FTC Bans Employee Non-Compete Agreements

Workers” by quinn.anya is licensed under CC BY-SA 2.0.

FTC will ban

Employee noncompete terms

For most workers, soon

The Federal Trade Commission (FTC) has voted to approve a proposed rule that would ban employers from using non-compete agreements with nearly all employees.

The FTC estimated that one in five US workers is bound by a noncompete clause.

The proposed rule change was open for public comment in early 2023 and more than 26,000 comments were received.

Some business interests opposed the rule change. The US Chamber of Commerce wrote the FTC in April, 2023 saying:

such a proposal fails to recognize that non-compete agreements can serve vital procompetitive business and individual interests—such as protecting investments in research and development, promoting workforce training, and reducing free-riding—that cannot be adequately protected through other mechanisms such as trade-secret suits or nondisclosure agreements.

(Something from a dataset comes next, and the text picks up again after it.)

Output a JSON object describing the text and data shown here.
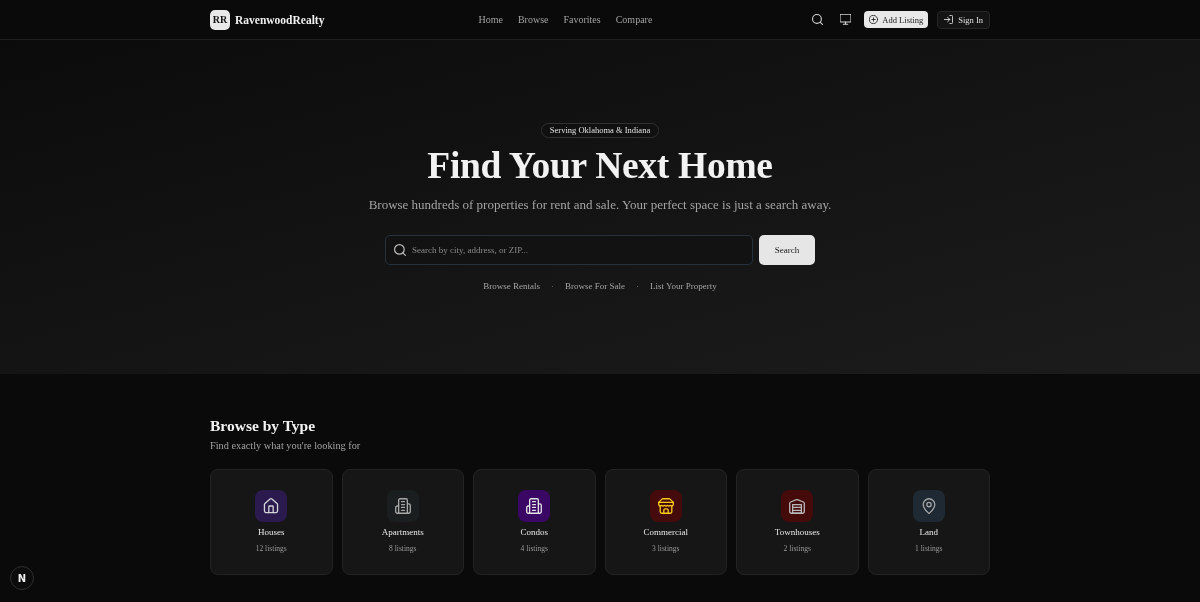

Unless challenged successfully in the courts, the new rule will take effect 120 days after publication in the Federal Register (scheduled for May 7) – i.e., September 4.

According to a Fact Sheet issued by the FTC, the following are the key terms of the new rule:

  • New noncompetes will be banned for all workers after the effective date.

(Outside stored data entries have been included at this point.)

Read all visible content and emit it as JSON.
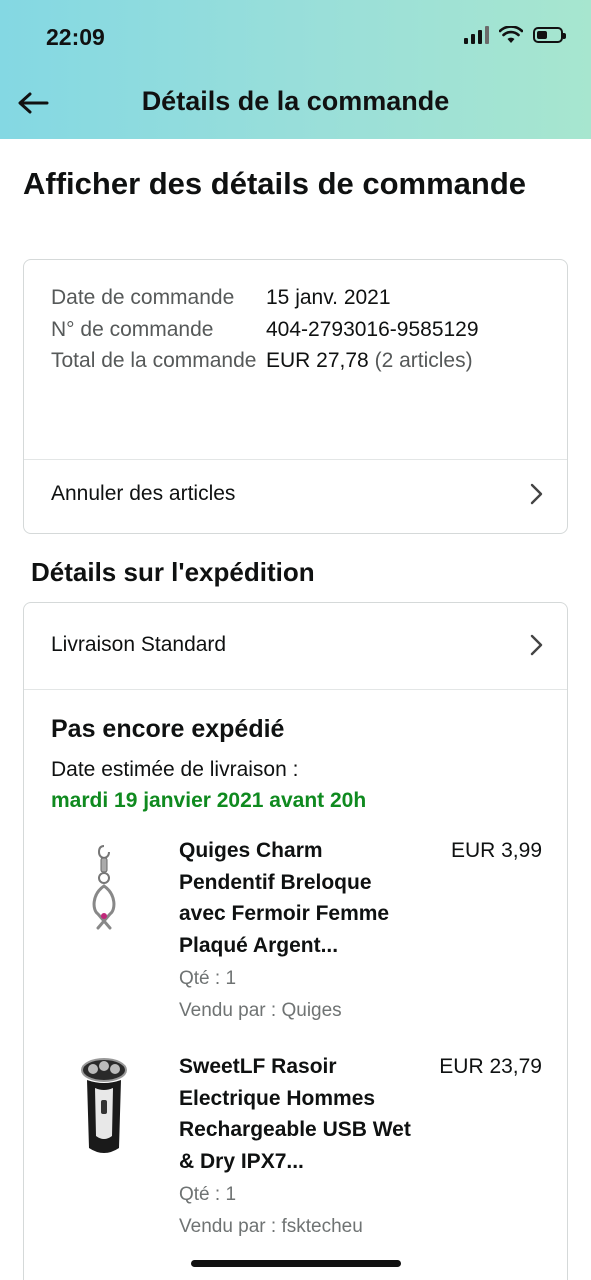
{
  "status_bar": {
    "time": "22:09"
  },
  "nav": {
    "title": "Détails de la commande"
  },
  "page_title": "Afficher des détails de commande",
  "order_summary": {
    "rows": [
      {
        "label": "Date de commande",
        "value": "15 janv. 2021",
        "extra": ""
      },
      {
        "label": "N° de commande",
        "value": "404-2793016-9585129",
        "extra": ""
      },
      {
        "label": "Total de la commande",
        "value": "EUR 27,78",
        "extra": "(2 articles)"
      }
    ],
    "cancel_label": "Annuler des articles"
  },
  "shipping": {
    "section_title": "Détails sur l'expédition",
    "method_label": "Livraison Standard",
    "status": "Pas encore expédié",
    "estimated_label": "Date estimée de livraison :",
    "estimated_date": "mardi 19 janvier 2021 avant 20h",
    "estimated_color": "#0f8a1f"
  },
  "items": [
    {
      "title": "Quiges Charm Pendentif Breloque avec Fermoir Femme Plaqué Argent...",
      "price": "EUR 3,99",
      "qty": "Qté : 1",
      "seller": "Vendu par : Quiges",
      "icon": "pendant-charm-image"
    },
    {
      "title": "SweetLF Rasoir Electrique Hommes Rechargeable USB Wet & Dry IPX7...",
      "price": "EUR 23,79",
      "qty": "Qté : 1",
      "seller": "Vendu par : fsktecheu",
      "icon": "electric-shaver-image"
    }
  ],
  "colors": {
    "header_start": "#84d8e3",
    "header_end": "#a7e6cf",
    "text": "#0f1111",
    "border": "#d5d9d9"
  }
}
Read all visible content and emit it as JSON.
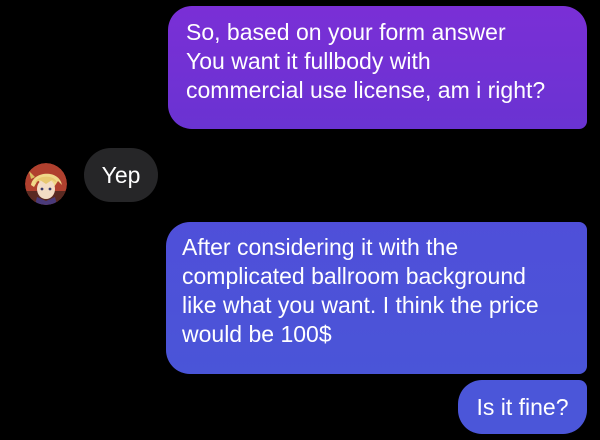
{
  "conversation": {
    "messages": [
      {
        "sender": "me",
        "lines": [
          "So, based on your form answer",
          "You want it fullbody with",
          "commercial use license, am i right?"
        ]
      },
      {
        "sender": "them",
        "lines": [
          "Yep"
        ]
      },
      {
        "sender": "me",
        "lines": [
          "After considering it with the",
          "complicated ballroom background",
          "like what you want. I think the price",
          "would be 100$"
        ]
      },
      {
        "sender": "me",
        "lines": [
          "Is it fine?"
        ]
      }
    ]
  },
  "contact": {
    "avatar_icon": "avatar-icon"
  },
  "colors": {
    "background": "#000000",
    "outgoing_purple": "#7a2fd6",
    "outgoing_blue": "#4b56d9",
    "incoming_gray": "#262628",
    "text": "#ffffff"
  }
}
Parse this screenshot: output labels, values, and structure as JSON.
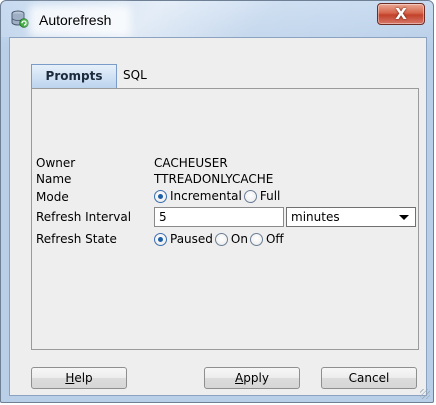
{
  "window": {
    "title": "Autorefresh",
    "close_glyph": "X"
  },
  "tabs": [
    {
      "label": "Prompts",
      "selected": true
    },
    {
      "label": "SQL",
      "selected": false
    }
  ],
  "form": {
    "owner": {
      "label": "Owner",
      "value": "CACHEUSER"
    },
    "name": {
      "label": "Name",
      "value": "TTREADONLYCACHE"
    },
    "mode": {
      "label": "Mode",
      "options": [
        {
          "label": "Incremental",
          "selected": true
        },
        {
          "label": "Full",
          "selected": false
        }
      ]
    },
    "refresh_interval": {
      "label": "Refresh Interval",
      "value": "5",
      "unit": "minutes"
    },
    "refresh_state": {
      "label": "Refresh State",
      "options": [
        {
          "label": "Paused",
          "selected": true
        },
        {
          "label": "On",
          "selected": false
        },
        {
          "label": "Off",
          "selected": false
        }
      ]
    }
  },
  "buttons": {
    "help": {
      "mnemonic": "H",
      "rest": "elp"
    },
    "apply": {
      "mnemonic": "A",
      "rest": "pply"
    },
    "cancel": "Cancel"
  },
  "colors": {
    "titlebar": "#c7daf0",
    "close_button": "#c8452d",
    "selected_tab": "#bcd4ee",
    "radio_dot": "#1e5fa8"
  },
  "icons": {
    "app": "database-refresh-icon",
    "close": "close-icon",
    "dropdown": "chevron-down-icon"
  }
}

  • For existing noncompetes, the rules will be different for senior executives rather than other workers.

  • For senior executives, existing noncompetes can remain in force after the effective date.

  • For all workers not considered senior executives, noncompetes will be unenforceable after the effective date.

  • A senior executive is defined as a person earning more than $151,164 annually who is in a “policy-making position.” Fewer than 1% of employees are believed to be in this category.

According to the FTC,

The final rule allows existing non-competes with senior executives to remain in force because this subset of workers is less likely to be subject to the kind of acute, ongoing harms currently being suffered by other workers subject to existing noncompetes and because commenters raised credible concerns about the practical impacts of extinguishing existing non-competes for senior executives.

The rule bans noncompetes by providing that they’re an unfair method of competition and therefore a violation of 15 U.S. Code § 45.

As the New York Times reported in an in-depth 2017 article,

The growth of noncompete agreements is part of a broad shift in which companies assert ownership over work experience as well as work. …

According to the Times, employment lawyers say the use of employment noncompetes has exploded and that noncompete and trade-secret lawsuits roughly tripled from 2000 to 2017.

The FTC estimate that banning noncompetes will result in:

  • Reduced health care costs for physician services (since many doctors are subject to noncompetes)

  • A 2.7% increase in new business formation, with 8,500 additional new businesses created per year

  • An annual increase of 11-19% in new patents

  • An increase of $524 per year in the average worker’s earnings

Assume the new FTC rule goes into force, employers will need to revise their standard employment agreements that start after the rule’s effective date to remove noncompete language.

However, employers can still use other legal tools to protect their businesses.

For example, a confidentiality clause in an employment agreement, or a stand-alone non-disclosure agreement (NDA), can state that customer lists and customer information (such as buying history) can be protected as an employer’s confidential information.

Most states also allow employers to include non-solicitation clauses in employment agreements.

A non-solicit prohibits an employee from soliciting a company’s clients, customers, or employees after that employee has left the company.

The definition of “solicitation” varies from state-to-state, and what constitutes solicitation is fact-based.

For example, calling a former employer’s clients and asking them to switch their business to a new employer would widely be considered “solicitation.” A LinkedIn status update merely informing the public about an employee’s new job would likely not be considered “solicitation.” However, a LinkedIn post that actively solicited business for an employee’s new employer was held to violate a non-solicit clause in a 2017 Minnesota case.